(LULUCF refers to "land use, land-use change, and forestry"—so this chart doesn't take into account all of the carbon emitted when a rainforest is converted to a farm, for example.)
What exactly makes all that waste and its emissions? It's not just consumers throwing dinner scraps away. Some food spoils before farmers can harvest it, other food goes bad on its way from the farm to the market, and still more food ends up rotting on supermarket shelves. Looking at emissions of uneaten food from farm to table, the researchers found that food wasted at the consumer phase had the highest carbon footprint. That's because by the time food gets to that stage, it's already accumulated emissions from production, harvest, and distribution. In other words, when chuck food that you buy at the supermarket, you're throwing away every part of the process that has gotten it there, as well:
Some kinds of food waste create more emissions than others. Wasted fruit, for example, has a relatively small ratio of food waste to carbon emitted. Meat's ratio is much larger. That's because meat production is exceptionally carbon intensive.
Food waste and emissions also vary by region. This graph shows that industrialized Asia (China, Japan, and South Korea) is far and away the largest contributor to both food waste and carbon emissions in the world:
But if you look at food waste's carbon footprint per person, North America and Oceania (United States, Canada, Australia, and New Zealand) is the winner—meaning the uneaten food produced by each citizen of North America and Oceania is responsible for more carbon emissions than that of each person in industrialized Asia. The report authors don't go into the reasons for this, but I'm guessing it has to do with the fact that North Americans waste more food overall—especially in the carbon-instensive consumer phase—than people most other regions.

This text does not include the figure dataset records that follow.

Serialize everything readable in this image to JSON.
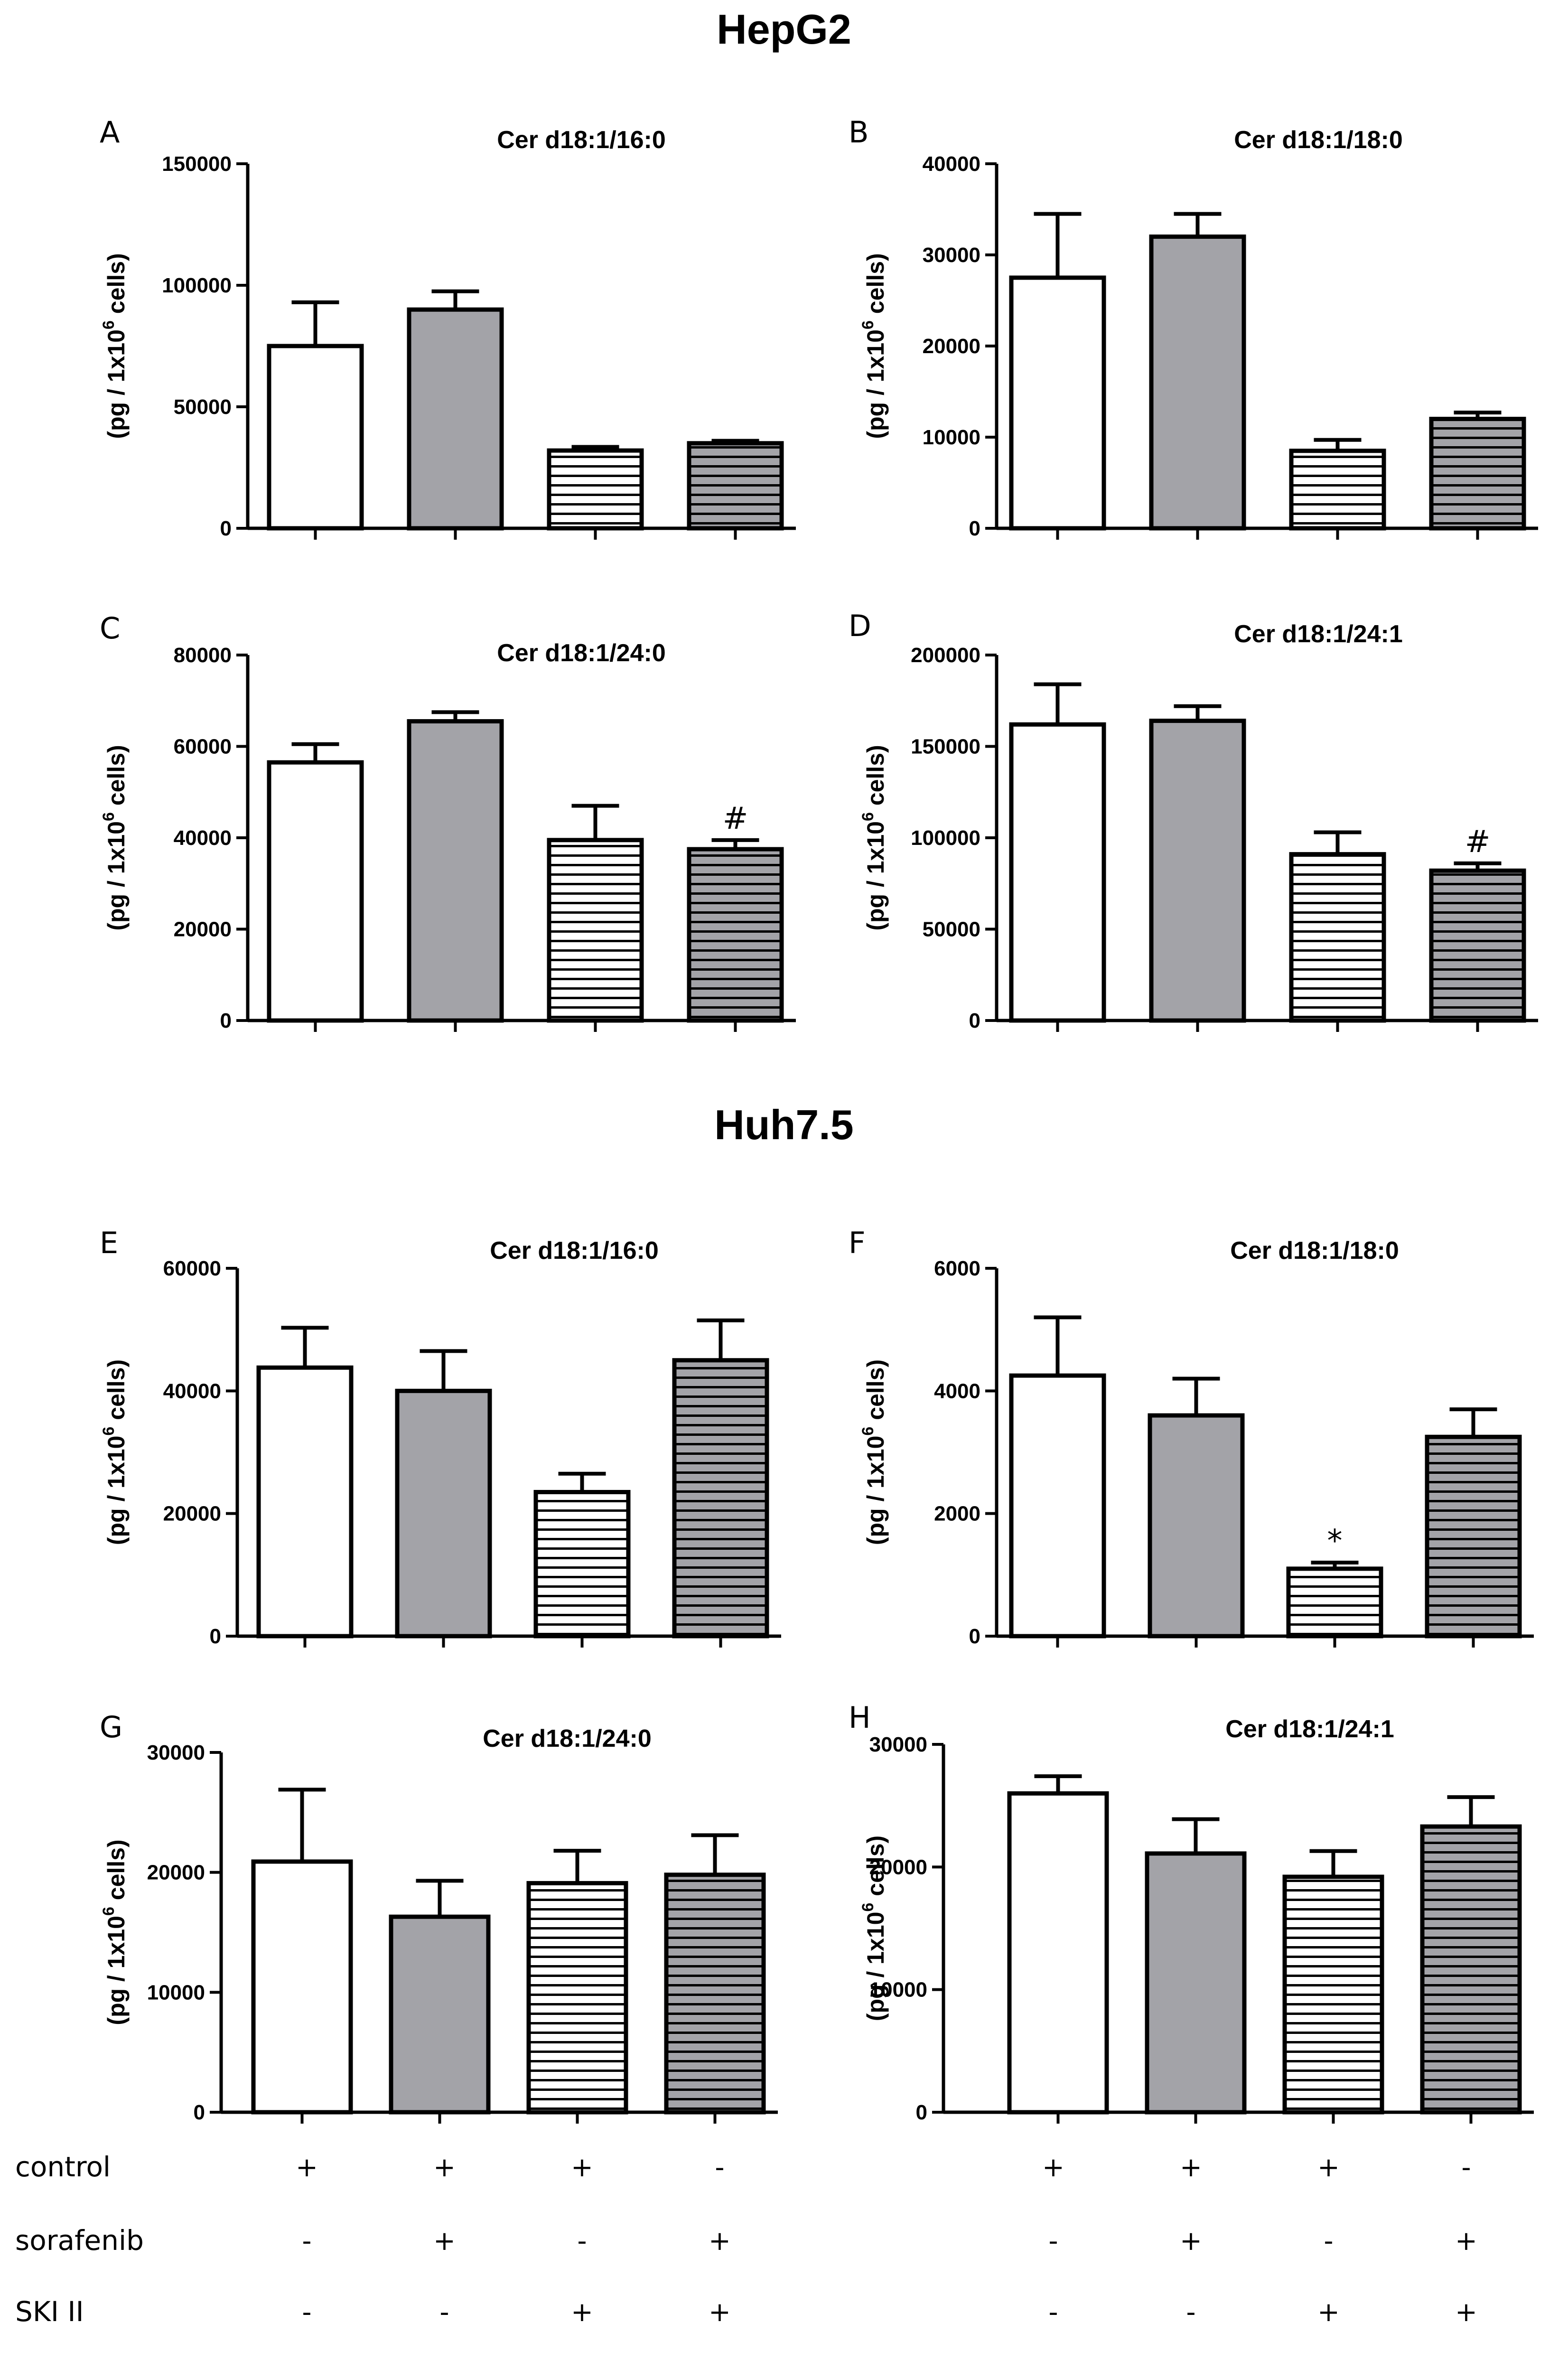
{
  "titles": {
    "top": "HepG2",
    "bottom": "Huh7.5"
  },
  "y_axis_label": {
    "prefix": "(pg / 1x10",
    "sup": "6",
    "suffix": " cells)"
  },
  "colors": {
    "control": "#ffffff",
    "sorafenib": "#a3a3a8",
    "stroke": "#000000",
    "hatch_light_bg": "#ffffff",
    "hatch_dark_bg": "#a3a3a8"
  },
  "groups": [
    "control",
    "sorafenib",
    "SKI II",
    "sorafenib + SKI II"
  ],
  "conditions": {
    "labels": [
      "control",
      "sorafenib",
      "SKI II"
    ],
    "signs": [
      [
        "+",
        "+",
        "+",
        "-"
      ],
      [
        "-",
        "+",
        "-",
        "+"
      ],
      [
        "-",
        "-",
        "+",
        "+"
      ]
    ]
  },
  "chart_data": [
    {
      "letter": "A",
      "cell_line": "HepG2",
      "type": "bar",
      "title": "Cer d18:1/16:0",
      "ylim": [
        0,
        150000
      ],
      "yticks": [
        0,
        50000,
        100000,
        150000
      ],
      "values": [
        75000,
        90000,
        32000,
        35000
      ],
      "errors": [
        18000,
        7500,
        1500,
        1000
      ],
      "annotations": [
        "",
        "",
        "",
        ""
      ]
    },
    {
      "letter": "B",
      "cell_line": "HepG2",
      "type": "bar",
      "title": "Cer d18:1/18:0",
      "ylim": [
        0,
        40000
      ],
      "yticks": [
        0,
        10000,
        20000,
        30000,
        40000
      ],
      "values": [
        27500,
        32000,
        8500,
        12000
      ],
      "errors": [
        7000,
        2500,
        1200,
        700
      ],
      "annotations": [
        "",
        "",
        "",
        ""
      ]
    },
    {
      "letter": "C",
      "cell_line": "HepG2",
      "type": "bar",
      "title": "Cer d18:1/24:0",
      "ylim": [
        0,
        80000
      ],
      "yticks": [
        0,
        20000,
        40000,
        60000,
        80000
      ],
      "values": [
        56500,
        65500,
        39500,
        37500
      ],
      "errors": [
        4000,
        2000,
        7500,
        2000
      ],
      "annotations": [
        "",
        "",
        "",
        "#"
      ]
    },
    {
      "letter": "D",
      "cell_line": "HepG2",
      "type": "bar",
      "title": "Cer d18:1/24:1",
      "ylim": [
        0,
        200000
      ],
      "yticks": [
        0,
        50000,
        100000,
        150000,
        200000
      ],
      "values": [
        162000,
        164000,
        91000,
        82000
      ],
      "errors": [
        22000,
        8000,
        12000,
        4000
      ],
      "annotations": [
        "",
        "",
        "",
        "#"
      ]
    },
    {
      "letter": "E",
      "cell_line": "Huh7.5",
      "type": "bar",
      "title": "Cer d18:1/16:0",
      "ylim": [
        0,
        60000
      ],
      "yticks": [
        0,
        20000,
        40000,
        60000
      ],
      "values": [
        43800,
        40000,
        23500,
        45000
      ],
      "errors": [
        6500,
        6500,
        3000,
        6500
      ],
      "annotations": [
        "",
        "",
        "",
        ""
      ]
    },
    {
      "letter": "F",
      "cell_line": "Huh7.5",
      "type": "bar",
      "title": "Cer d18:1/18:0",
      "ylim": [
        0,
        6000
      ],
      "yticks": [
        0,
        2000,
        4000,
        6000
      ],
      "values": [
        4250,
        3600,
        1100,
        3250
      ],
      "errors": [
        950,
        600,
        100,
        450
      ],
      "annotations": [
        "",
        "",
        "*",
        ""
      ]
    },
    {
      "letter": "G",
      "cell_line": "Huh7.5",
      "type": "bar",
      "title": "Cer d18:1/24:0",
      "ylim": [
        0,
        30000
      ],
      "yticks": [
        0,
        10000,
        20000,
        30000
      ],
      "values": [
        20900,
        16300,
        19100,
        19800
      ],
      "errors": [
        6000,
        3000,
        2700,
        3300
      ],
      "annotations": [
        "",
        "",
        "",
        ""
      ]
    },
    {
      "letter": "H",
      "cell_line": "Huh7.5",
      "type": "bar",
      "title": "Cer d18:1/24:1",
      "ylim": [
        0,
        30000
      ],
      "yticks": [
        0,
        10000,
        20000,
        30000
      ],
      "values": [
        26000,
        21100,
        19200,
        23300
      ],
      "errors": [
        1400,
        2800,
        2100,
        2400
      ],
      "annotations": [
        "",
        "",
        "",
        ""
      ]
    }
  ]
}
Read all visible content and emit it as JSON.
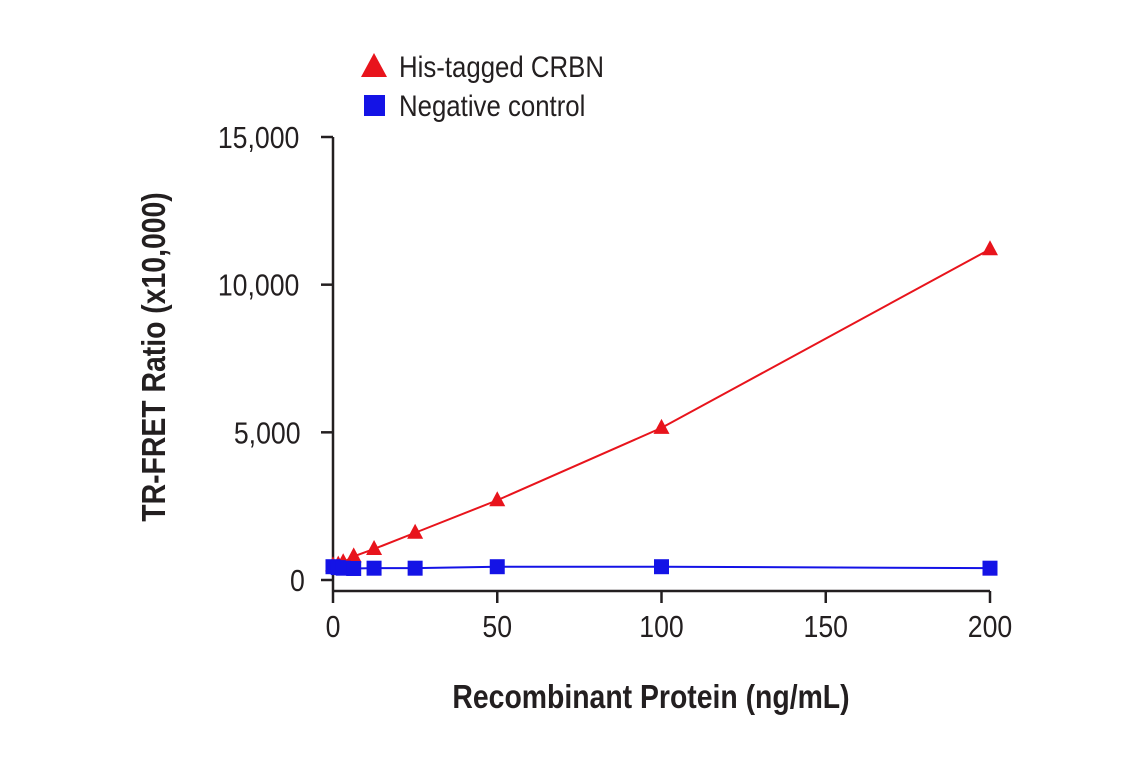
{
  "chart_data": {
    "type": "line",
    "title": "",
    "xlabel": "Recombinant Protein (ng/mL)",
    "ylabel": "TR-FRET Ratio (x10,000)",
    "xlim": [
      0,
      200
    ],
    "ylim": [
      0,
      15000
    ],
    "x_ticks": [
      0,
      50,
      100,
      150,
      200
    ],
    "x_tick_labels": [
      "0",
      "50",
      "100",
      "150",
      "200"
    ],
    "y_ticks": [
      0,
      5000,
      10000,
      15000
    ],
    "y_tick_labels": [
      "0",
      "5,000",
      "10,000",
      "15,000"
    ],
    "grid": false,
    "legend_position": "top-left",
    "series": [
      {
        "name": "His-tagged CRBN",
        "marker": "triangle",
        "color": "#e8141c",
        "x": [
          0,
          1.6,
          3.1,
          6.3,
          12.5,
          25,
          50,
          100,
          200
        ],
        "y": [
          500,
          520,
          600,
          800,
          1050,
          1600,
          2700,
          5150,
          11200
        ]
      },
      {
        "name": "Negative control",
        "marker": "square",
        "color": "#1413e6",
        "x": [
          0,
          1.6,
          3.1,
          6.3,
          12.5,
          25,
          50,
          100,
          200
        ],
        "y": [
          450,
          420,
          400,
          390,
          400,
          400,
          450,
          450,
          400
        ]
      }
    ]
  }
}
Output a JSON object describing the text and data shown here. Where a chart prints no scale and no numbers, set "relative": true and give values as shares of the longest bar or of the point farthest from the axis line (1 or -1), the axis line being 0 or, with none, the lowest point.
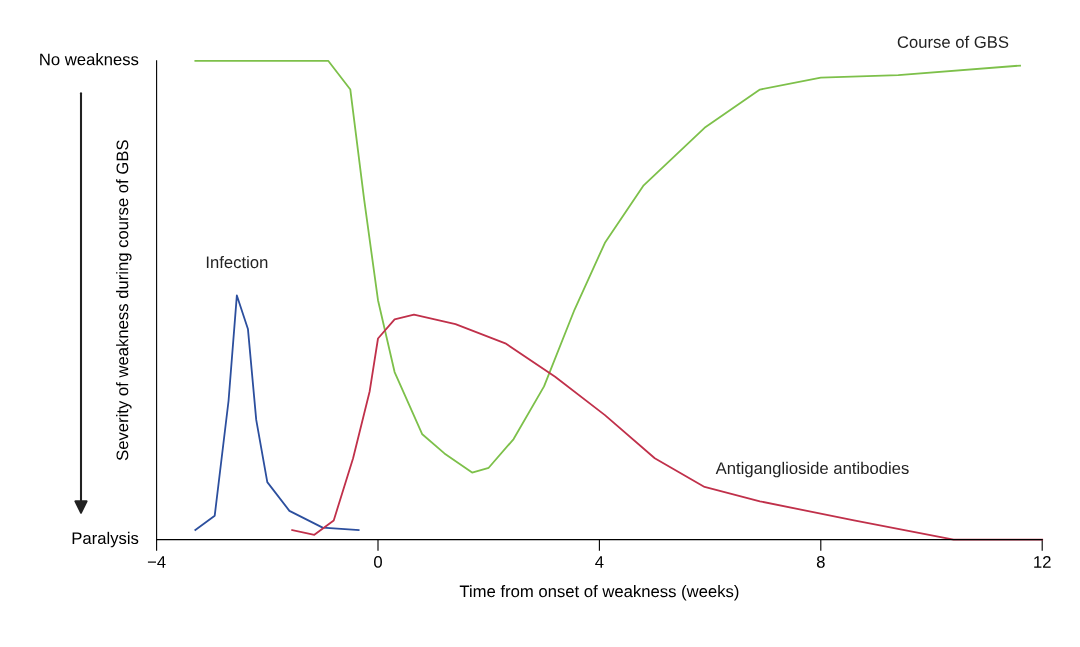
{
  "chart_data": {
    "type": "line",
    "xlabel": "Time from onset of weakness (weeks)",
    "ylabel": "Severity of weakness during course of GBS",
    "xlim": [
      -4,
      12
    ],
    "xticks": [
      {
        "value": -4,
        "label": "−4"
      },
      0,
      4,
      8,
      12
    ],
    "relative": true,
    "annotations": [
      "No weakness",
      "Paralysis"
    ],
    "grid": false,
    "legend": false,
    "marker": "none",
    "line_style": "solid",
    "series": [
      {
        "name": "Course of GBS",
        "color": "#7dc04a",
        "x": [
          -3.3,
          -2.0,
          -0.9,
          -0.5,
          -0.25,
          0,
          0.3,
          0.8,
          1.2,
          1.7,
          2.0,
          2.45,
          3.0,
          3.55,
          4.1,
          4.8,
          5.9,
          6.9,
          8,
          9.4,
          11.6
        ],
        "values": [
          1,
          1,
          1,
          0.94,
          0.71,
          0.5,
          0.35,
          0.22,
          0.18,
          0.14,
          0.15,
          0.21,
          0.32,
          0.48,
          0.62,
          0.74,
          0.86,
          0.94,
          0.965,
          0.97,
          0.99
        ]
      },
      {
        "name": "Infection",
        "color": "#2c4f9e",
        "x": [
          -3.3,
          -2.95,
          -2.7,
          -2.55,
          -2.35,
          -2.2,
          -2.0,
          -1.6,
          -1.0,
          -0.35
        ],
        "values": [
          0.02,
          0.05,
          0.29,
          0.51,
          0.44,
          0.25,
          0.12,
          0.06,
          0.025,
          0.02
        ]
      },
      {
        "name": "Antiganglioside antibodies",
        "color": "#c0304a",
        "x": [
          -1.55,
          -1.15,
          -0.8,
          -0.45,
          -0.15,
          0,
          0.3,
          0.65,
          1.4,
          2.3,
          3.2,
          4.1,
          5.0,
          5.9,
          6.9,
          8.6,
          10.4,
          12
        ],
        "values": [
          0.02,
          0.01,
          0.04,
          0.17,
          0.31,
          0.42,
          0.46,
          0.47,
          0.45,
          0.41,
          0.34,
          0.26,
          0.17,
          0.11,
          0.08,
          0.04,
          0.0,
          0.0
        ]
      }
    ]
  }
}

Of course, carbon emissions are not the only way in which wasted food harms the environment. The report finds that wasted food consumes an amount of water almost three times as large as Switzerland's Lake Geneva— that's 60 percent more than Lake Tahoe. The authors also note that uneaten food could cover nearly 30 percent of the world's arable land.
And that's to say nothing of the human impact of all this food waste. By 2020, the global population is expected to hit 8 billion. How are we going to feed everyone? Some argue that we should use biotechnology to design higher yielding crops, while others believe that we simply must redistribute the food we already grow—enough to feed 12 billion people, my colleague Tom Philpott reports—more evenly. But surely figuring out how to eat the food that we produce instead of throwing it away would help, too.